The Siri for Families Apple Will Never Build

(taoofmac.com)

23 points | by rcarmo 1 hour ago

3 comments

  • ericwaller 27 minutes ago
    I find the idea of IRL multi-user UX really interesting. So much of modern computing is built around a 1-to-1 model of users and devices. And then multi-player, collaboration features are built on top of that. Sometimes they’re quite slick (ex. figma) and sometimes they’re pretty clunky (ex. apple family sharing stuff).

    But what’s really lacking is a model for multiple people sharing a single computing experience in real life. Companion mode in Google Meet or Spotify Jam are two attempts but both still force you through the one user, one device path.

    Two adults sitting in a car shouldn’t have to constantly think “whose phone is this?” connected to CarPlay. Especially when they’re part of the same Apple “family” and on a Spotify family plan.

    Two people seamlessly interacting with one “system” would break all sorts of auth and other assumptions, but it seems worth figuring out as computing becomes more and more prevalent in every facet of life.

    • xattt 21 minutes ago
      There’s an opportunity to also build “computing homes”. Say that a number of devices are within a household, some mobile and some desktop.

      Imagine harnessing the desktop devices within the home for a family-focused OpenClaw, Xgrid-style, rather than offloading to some server far away that is unaware of the general context of a household.

  • gizajob 31 minutes ago
    I agree - this isn’t complicated. It seems to me that the issue arises from Apple’s “what-if-ism” - what if you get divorced, what if one of the kids grows up and stops speaking to you, what if the dog dies etc etc, a million different versions of which will get them bad press: “Apple told me to go and pick up my dead child’s cancer medication!” Hence it falls into the Steve Jobs “we say NO to a thousand good ideas before we say yes to one”.

    And also living without it doesn’t really affect Apple’s bottom line. But yeah I wish I had an AI assistant in my iPhone which would text back my parents with what I’m doing today and reply to their needless updates I get since buying them smartphones.

    Siri in general seems to be, for me at least, superfluous. The answer to most questions I ask is “I don’t know” or “I didn’t catch that” or “I can’t”. AI in general is still causing me major question marks, especially where it comes to the valuations right now on the stock market. This morning I was watching Bloomberg at the European open and noticed one of my stocks wasn’t really moving as usual, and the presenter then announced that the Nordic markets were closed today because of the Ascension Day public holiday.
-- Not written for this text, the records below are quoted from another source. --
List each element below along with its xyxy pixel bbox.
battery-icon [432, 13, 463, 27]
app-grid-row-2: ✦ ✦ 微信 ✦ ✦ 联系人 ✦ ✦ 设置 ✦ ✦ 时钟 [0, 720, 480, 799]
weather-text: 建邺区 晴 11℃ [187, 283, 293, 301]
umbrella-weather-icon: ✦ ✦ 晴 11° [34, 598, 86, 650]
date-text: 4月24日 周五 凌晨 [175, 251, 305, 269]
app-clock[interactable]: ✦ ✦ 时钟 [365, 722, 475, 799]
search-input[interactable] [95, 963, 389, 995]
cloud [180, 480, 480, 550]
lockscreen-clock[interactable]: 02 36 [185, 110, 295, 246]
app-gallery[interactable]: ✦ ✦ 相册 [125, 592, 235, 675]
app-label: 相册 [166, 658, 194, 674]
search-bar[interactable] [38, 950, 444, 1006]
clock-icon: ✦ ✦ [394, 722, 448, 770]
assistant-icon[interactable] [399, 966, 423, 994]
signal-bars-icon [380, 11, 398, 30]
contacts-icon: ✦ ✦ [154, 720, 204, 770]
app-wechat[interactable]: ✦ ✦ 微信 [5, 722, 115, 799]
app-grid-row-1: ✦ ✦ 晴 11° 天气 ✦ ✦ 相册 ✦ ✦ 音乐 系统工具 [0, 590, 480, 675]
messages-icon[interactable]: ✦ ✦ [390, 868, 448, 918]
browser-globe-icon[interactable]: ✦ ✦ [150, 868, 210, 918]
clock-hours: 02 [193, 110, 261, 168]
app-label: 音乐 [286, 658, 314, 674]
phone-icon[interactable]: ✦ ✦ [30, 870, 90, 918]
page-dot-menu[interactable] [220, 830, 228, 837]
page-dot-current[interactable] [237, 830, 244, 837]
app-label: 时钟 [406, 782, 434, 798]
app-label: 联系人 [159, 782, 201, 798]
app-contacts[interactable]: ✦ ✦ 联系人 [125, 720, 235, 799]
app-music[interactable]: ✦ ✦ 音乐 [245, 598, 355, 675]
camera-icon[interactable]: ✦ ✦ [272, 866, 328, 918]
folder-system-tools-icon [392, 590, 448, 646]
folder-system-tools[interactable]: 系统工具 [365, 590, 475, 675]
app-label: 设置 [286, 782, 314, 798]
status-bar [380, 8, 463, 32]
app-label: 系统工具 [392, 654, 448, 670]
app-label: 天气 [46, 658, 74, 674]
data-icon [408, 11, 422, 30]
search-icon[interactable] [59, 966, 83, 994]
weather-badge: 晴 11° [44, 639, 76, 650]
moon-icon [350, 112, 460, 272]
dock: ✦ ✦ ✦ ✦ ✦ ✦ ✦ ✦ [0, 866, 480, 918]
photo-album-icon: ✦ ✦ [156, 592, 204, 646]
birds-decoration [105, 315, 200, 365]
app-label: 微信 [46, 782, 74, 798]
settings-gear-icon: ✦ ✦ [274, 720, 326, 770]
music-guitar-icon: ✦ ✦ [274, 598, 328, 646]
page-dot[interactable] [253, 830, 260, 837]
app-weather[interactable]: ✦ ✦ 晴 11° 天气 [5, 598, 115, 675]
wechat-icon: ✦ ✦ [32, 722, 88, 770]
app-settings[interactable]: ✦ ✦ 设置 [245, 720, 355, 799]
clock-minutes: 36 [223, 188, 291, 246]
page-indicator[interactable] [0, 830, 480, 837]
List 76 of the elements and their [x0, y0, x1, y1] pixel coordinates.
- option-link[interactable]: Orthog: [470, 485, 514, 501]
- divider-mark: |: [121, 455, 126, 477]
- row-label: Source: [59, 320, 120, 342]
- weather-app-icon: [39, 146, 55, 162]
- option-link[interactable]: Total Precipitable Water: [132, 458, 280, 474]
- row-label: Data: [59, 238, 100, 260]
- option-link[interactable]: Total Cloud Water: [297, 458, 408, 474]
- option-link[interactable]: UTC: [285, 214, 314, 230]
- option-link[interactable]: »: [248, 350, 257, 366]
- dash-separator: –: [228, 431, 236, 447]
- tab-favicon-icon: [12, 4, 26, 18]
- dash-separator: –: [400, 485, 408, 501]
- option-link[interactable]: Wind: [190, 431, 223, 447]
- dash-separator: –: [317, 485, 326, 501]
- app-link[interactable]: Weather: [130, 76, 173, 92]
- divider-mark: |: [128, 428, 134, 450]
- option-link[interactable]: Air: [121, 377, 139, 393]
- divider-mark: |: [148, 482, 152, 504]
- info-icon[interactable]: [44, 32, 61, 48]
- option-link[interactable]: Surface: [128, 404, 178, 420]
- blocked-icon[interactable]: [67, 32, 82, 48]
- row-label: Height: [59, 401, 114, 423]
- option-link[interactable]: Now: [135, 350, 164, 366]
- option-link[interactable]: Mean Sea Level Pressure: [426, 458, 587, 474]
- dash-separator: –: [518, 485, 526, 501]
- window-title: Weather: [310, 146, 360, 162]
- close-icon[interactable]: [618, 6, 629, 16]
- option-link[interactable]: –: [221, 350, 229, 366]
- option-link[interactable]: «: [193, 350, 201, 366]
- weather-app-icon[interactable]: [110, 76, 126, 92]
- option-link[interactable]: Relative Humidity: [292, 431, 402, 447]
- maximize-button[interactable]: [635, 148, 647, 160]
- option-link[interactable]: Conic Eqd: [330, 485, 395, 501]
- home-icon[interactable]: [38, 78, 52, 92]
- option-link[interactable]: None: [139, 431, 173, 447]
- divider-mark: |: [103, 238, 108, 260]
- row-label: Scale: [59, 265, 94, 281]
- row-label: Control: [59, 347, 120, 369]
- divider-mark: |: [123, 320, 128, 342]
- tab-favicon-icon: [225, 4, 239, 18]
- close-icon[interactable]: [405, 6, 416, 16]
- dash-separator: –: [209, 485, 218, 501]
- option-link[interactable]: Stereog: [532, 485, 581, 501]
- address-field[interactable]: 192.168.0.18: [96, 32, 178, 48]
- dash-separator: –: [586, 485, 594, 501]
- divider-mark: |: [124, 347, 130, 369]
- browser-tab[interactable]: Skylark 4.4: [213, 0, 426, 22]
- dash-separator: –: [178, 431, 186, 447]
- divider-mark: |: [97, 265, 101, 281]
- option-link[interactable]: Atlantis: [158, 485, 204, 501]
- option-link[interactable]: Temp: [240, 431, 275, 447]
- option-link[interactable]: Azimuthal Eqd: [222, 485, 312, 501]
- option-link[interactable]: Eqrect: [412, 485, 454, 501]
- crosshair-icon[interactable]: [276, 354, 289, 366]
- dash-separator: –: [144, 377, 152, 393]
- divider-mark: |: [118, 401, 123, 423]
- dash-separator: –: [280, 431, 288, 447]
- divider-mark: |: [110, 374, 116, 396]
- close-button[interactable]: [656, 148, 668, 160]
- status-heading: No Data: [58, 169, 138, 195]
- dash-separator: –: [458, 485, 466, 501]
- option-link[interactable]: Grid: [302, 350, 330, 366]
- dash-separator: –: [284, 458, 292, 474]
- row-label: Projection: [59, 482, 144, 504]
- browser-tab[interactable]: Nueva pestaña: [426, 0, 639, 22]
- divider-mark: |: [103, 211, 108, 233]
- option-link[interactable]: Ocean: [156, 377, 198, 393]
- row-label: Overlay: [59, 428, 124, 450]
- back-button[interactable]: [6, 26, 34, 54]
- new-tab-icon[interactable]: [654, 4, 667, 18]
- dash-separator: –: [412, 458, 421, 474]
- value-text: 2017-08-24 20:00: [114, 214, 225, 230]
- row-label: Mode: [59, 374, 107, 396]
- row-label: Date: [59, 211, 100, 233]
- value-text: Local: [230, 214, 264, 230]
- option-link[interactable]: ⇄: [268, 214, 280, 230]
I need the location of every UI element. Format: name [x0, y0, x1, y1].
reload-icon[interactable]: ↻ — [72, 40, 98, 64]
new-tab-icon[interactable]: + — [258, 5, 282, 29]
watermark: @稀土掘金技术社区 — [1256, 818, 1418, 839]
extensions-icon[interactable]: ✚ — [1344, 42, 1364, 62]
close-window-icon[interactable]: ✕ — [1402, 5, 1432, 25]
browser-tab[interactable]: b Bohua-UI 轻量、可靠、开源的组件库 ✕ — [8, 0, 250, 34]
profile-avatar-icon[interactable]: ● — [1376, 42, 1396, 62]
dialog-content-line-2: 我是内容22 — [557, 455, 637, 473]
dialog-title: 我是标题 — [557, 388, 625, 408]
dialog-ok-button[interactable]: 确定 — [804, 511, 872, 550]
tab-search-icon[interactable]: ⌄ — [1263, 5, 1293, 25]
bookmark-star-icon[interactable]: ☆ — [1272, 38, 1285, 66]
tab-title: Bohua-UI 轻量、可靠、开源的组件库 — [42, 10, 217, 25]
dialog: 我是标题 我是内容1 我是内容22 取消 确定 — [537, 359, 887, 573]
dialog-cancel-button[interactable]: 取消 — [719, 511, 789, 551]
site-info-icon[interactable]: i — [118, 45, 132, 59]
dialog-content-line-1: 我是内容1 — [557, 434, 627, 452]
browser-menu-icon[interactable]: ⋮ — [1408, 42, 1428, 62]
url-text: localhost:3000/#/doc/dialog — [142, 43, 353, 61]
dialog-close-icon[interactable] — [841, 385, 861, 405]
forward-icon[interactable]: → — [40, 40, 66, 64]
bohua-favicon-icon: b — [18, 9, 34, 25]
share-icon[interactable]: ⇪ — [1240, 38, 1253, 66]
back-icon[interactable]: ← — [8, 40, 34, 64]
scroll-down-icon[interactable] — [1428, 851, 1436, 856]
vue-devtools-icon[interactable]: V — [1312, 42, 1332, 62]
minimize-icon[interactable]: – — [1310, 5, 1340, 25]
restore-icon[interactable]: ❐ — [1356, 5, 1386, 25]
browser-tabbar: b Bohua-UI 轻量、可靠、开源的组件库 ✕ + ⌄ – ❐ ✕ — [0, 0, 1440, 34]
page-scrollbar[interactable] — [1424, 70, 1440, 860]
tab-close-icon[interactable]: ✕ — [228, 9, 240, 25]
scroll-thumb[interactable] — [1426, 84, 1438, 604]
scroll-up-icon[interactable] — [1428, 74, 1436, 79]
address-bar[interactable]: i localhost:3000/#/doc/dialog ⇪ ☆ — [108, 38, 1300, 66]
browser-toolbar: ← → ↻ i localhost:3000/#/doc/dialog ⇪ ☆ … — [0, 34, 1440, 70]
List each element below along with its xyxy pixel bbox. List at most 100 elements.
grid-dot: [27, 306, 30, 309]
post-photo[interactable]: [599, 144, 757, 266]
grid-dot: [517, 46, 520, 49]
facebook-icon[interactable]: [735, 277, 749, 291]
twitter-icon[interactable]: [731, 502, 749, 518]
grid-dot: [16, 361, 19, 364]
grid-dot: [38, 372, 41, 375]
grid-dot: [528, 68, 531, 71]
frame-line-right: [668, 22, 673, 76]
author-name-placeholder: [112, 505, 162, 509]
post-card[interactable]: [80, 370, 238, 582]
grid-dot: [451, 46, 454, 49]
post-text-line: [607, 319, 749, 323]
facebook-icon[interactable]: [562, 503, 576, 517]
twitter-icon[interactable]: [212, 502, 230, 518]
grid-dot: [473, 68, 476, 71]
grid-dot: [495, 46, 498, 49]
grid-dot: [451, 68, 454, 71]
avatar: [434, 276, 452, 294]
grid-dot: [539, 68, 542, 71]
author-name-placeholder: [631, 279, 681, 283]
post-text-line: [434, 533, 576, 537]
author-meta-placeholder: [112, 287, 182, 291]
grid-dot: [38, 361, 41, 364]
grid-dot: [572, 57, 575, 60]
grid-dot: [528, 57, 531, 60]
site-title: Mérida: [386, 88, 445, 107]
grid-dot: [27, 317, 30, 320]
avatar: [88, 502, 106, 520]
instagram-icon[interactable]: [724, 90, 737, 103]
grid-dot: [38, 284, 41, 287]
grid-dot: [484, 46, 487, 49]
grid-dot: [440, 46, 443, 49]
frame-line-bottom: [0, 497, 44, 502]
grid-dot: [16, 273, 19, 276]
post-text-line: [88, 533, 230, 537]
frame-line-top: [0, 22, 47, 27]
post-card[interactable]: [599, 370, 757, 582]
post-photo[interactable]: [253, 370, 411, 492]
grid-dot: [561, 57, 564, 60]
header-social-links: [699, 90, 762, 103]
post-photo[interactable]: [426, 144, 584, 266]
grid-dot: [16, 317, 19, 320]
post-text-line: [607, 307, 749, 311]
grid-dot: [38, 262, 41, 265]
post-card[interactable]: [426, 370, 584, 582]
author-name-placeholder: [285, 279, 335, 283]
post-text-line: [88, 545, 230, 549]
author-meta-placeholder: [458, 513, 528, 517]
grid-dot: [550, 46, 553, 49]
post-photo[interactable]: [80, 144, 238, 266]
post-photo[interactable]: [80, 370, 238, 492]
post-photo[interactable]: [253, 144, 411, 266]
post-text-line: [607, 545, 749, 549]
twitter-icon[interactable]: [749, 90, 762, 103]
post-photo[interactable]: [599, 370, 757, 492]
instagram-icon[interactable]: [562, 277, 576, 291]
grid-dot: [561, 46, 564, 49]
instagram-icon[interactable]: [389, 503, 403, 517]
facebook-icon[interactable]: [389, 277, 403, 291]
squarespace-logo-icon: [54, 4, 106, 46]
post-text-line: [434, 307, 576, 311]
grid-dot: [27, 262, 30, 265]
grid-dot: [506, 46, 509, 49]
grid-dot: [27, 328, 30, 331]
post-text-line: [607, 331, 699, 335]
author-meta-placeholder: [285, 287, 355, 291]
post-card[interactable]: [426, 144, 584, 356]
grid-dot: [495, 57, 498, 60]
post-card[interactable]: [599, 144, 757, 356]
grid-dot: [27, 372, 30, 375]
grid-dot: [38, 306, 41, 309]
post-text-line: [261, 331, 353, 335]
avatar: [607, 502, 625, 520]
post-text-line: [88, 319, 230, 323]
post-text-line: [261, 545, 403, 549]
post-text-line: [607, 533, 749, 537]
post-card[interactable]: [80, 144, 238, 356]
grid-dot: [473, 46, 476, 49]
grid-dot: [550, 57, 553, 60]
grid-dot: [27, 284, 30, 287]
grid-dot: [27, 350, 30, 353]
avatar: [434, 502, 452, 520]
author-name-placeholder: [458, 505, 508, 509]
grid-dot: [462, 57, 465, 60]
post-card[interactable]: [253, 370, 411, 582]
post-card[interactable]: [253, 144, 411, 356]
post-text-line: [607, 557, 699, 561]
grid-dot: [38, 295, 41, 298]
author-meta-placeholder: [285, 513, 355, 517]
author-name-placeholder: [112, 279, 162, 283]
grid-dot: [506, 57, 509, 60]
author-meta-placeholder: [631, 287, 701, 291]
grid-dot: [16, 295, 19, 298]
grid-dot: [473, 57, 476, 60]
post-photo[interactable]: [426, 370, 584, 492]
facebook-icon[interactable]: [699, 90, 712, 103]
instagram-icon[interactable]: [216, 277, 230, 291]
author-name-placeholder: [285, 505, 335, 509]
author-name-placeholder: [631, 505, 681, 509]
So I googled “is the Danish stock market open today?” and naturally Google’s AI was the top link, proudly announcing “Yes! The Danish market is open today, here are the hours yadda yadda”. I scrolled down and found the actual link to the market and it showed that, of course, the market is closed, it’s ascension day. So I asked the Google AI - “are you sure about that?” and it thought again and found out that “no, the Danish stock market is closed today. I apologise for telling you it was open without checking”. Honest to god this is the tech that’s putting Nvidia at a $5.5Trilion valuation and keeping the market at all time highs right now? A technology that makes even Google worse?

    • abustamam 17 minutes ago
      AI is really bad at current events and the concept of "now." I have a Claude project for bouncing questions off about my daughter (<1yo) and I have her date of birth in it, with the intention that new chats would be able to infer her age.

      It will get it right most of the times, but sometimes it puts her as wildly younger than she is, and once it even said she wasn't born yet so I should prepare for xyz.

  • shay_ker 26 minutes ago
    hm yeah. it could be nice for apple to have a list of shortcuts that'd actually be useful based on real activity. but getting all the info needed is hard.